The series was really an idea that came when I made a small wall hanging with a piece of vintage fabric printed with Mary Pickford's photograph. I set it with vintage handkerchiefs, laces and embellishments, including heirloom pins from my Great-Grandmother.



It was while making this quilt I first conceived of the idea of quilts based on American history and people.

 The next quilt in the series was When Dreams Came True for the anniversary of the lunar landing. I grew up with the Space Race and this event seemed a remarkable achievement, the kind of thing that only happened in dreams. I used copyright free NASA photographs and fusible applique to make the images on the quilt.

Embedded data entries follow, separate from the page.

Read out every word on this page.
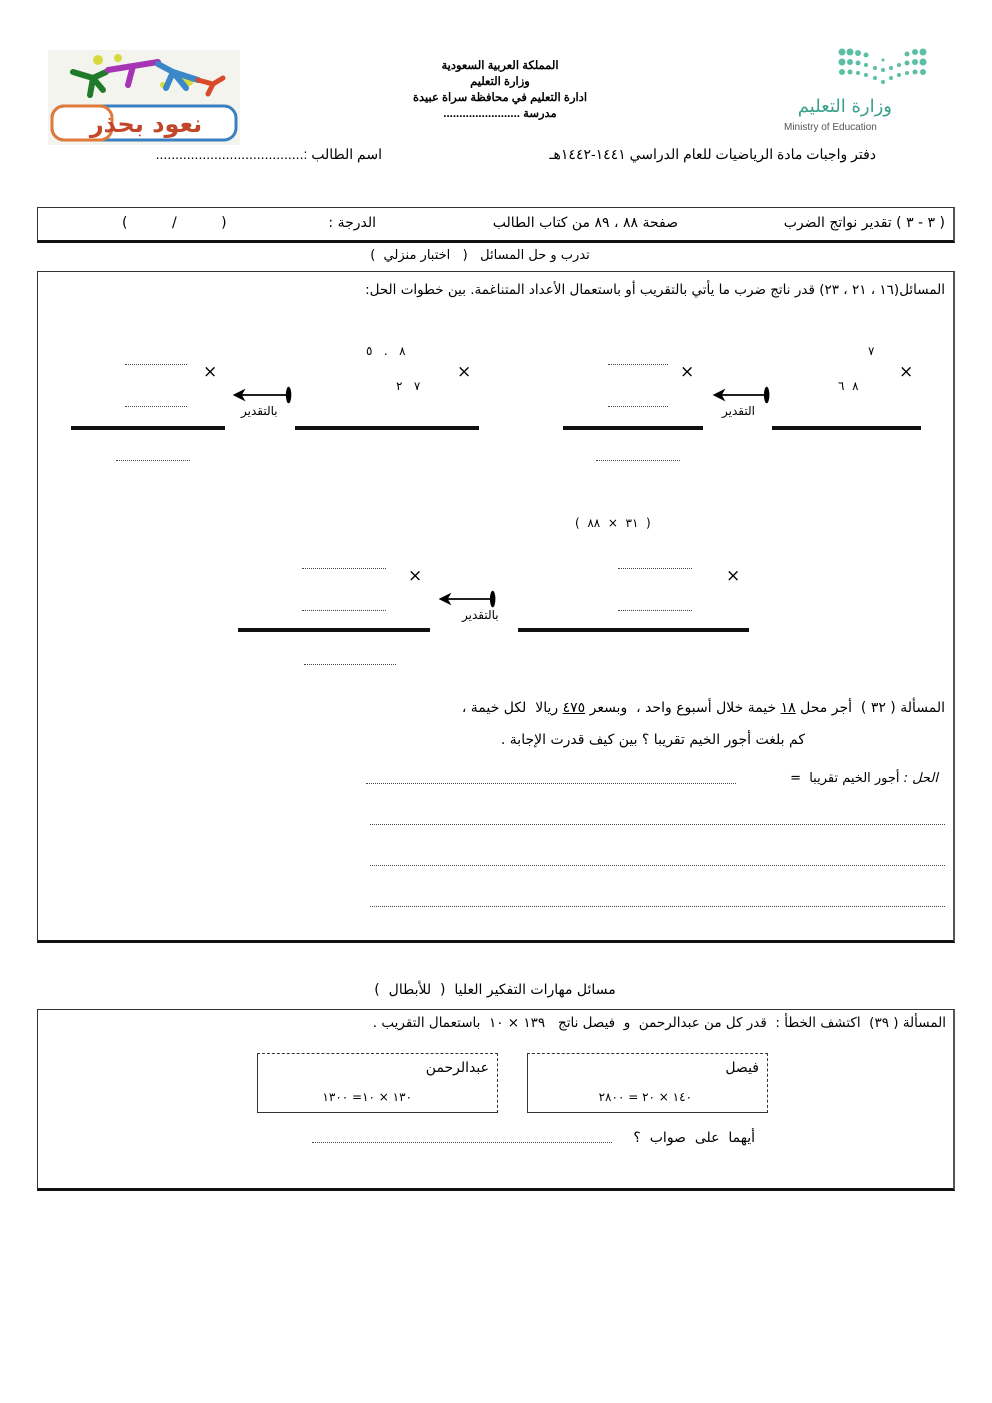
نعود بحذر
المملكة العربية السعودية
وزارة التعليم
ادارة التعليم في محافظة سراة عبيدة
مدرسة ........................	وزارة التعليم
Ministry of Education
دفتر واجبات مادة الرياضيات للعام الدراسي ١٤٤١-١٤٤٢هـ
اسم الطالب :......................................
( ٣ - ٣ ) تقدير نواتج الضرب
صفحة ٨٨ ، ٨٩ من كتاب الطالب
الدرجة :
(          /          )
تدرب و حل المسائل   (   اختبار منزلي  )
المسائل(١٦ ، ٢١ ، ٢٣) قدر ناتج ضرب ما يأتي بالتقريب أو باستعمال الأعداد المتناغمة. بين خطوات الحل:
٧
×
٨  ٦
التقدير
×
٨   .   ٥
×
٧   ٢
بالتقدير
×
(  ٣١  ×  ٨٨  )
×
بالتقدير
×
المسألة ( ٣٢ )  أجر محل ١٨ خيمة خلال أسبوع واحد ،  وبسعر ٤٧٥ ريالا  لكل خيمة ،
كم بلغت أجور الخيم تقريبا ؟ بين كيف قدرت الإجابة .
الحل : أجور الخيم تقريبا  =
مسائل مهارات التفكير العليا  (  للأبطال  )
المسألة ( ٣٩)  اكتشف الخطأ :  قدر كل من عبدالرحمن  و  فيصل ناتج   ١٣٩ × ١٠  باستعمال التقريب .
فيصل
١٤٠ × ٢٠ = ٢٨٠٠
عبدالرحمن
١٣٠ × ١٠= ١٣٠٠
أيهما  على  صواب  ؟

When I decided to learn to embroider, I made the Presidents Quilt by Michael J Buckingham. I added a border of traditional, new and original blocks to make the quilt larger, including Abigail Adams and Eleanor Roosevelt.



While making that quilt I found I loved embroidery and I decided to design a First Ladies Quilt, and Remember the Ladies was my next project. I read about 20 books on the First Ladies, including biographies, while I was designing the embroidery.


And that brings me to I Will Lift My Voice Like a Trumpet, which highlights women abolitionists and Civil Rights leaders. A professor at Grand Valley State University directed me to the book Freedom's Daughters by Lynne Olson. These women were exactly who I wanted to lift up.


I have my Green Heroes quilt on the frame right now. I want to do a quilt of American authors. But first, I am working on my Charles Dickens quilt. British Writers being another of my loves. I already created a Pride and Prejudice quilt in applique and Redwork! Some day perhaps I will do a quilt of British Writers. And I am sketching ideas for a Wizard of Oz quilt. I just hope I live long enough to finish all the quilts in my head!

Friday, April 30, 2010

Completed Quilt!






I finally finished "I Will Lift My Voice Like A Trumpet", celebrating the women who worked for abolition and Civil Rights.

In keeping with the old fashioned look, I quilted it in a modified Methodist Fan pattern.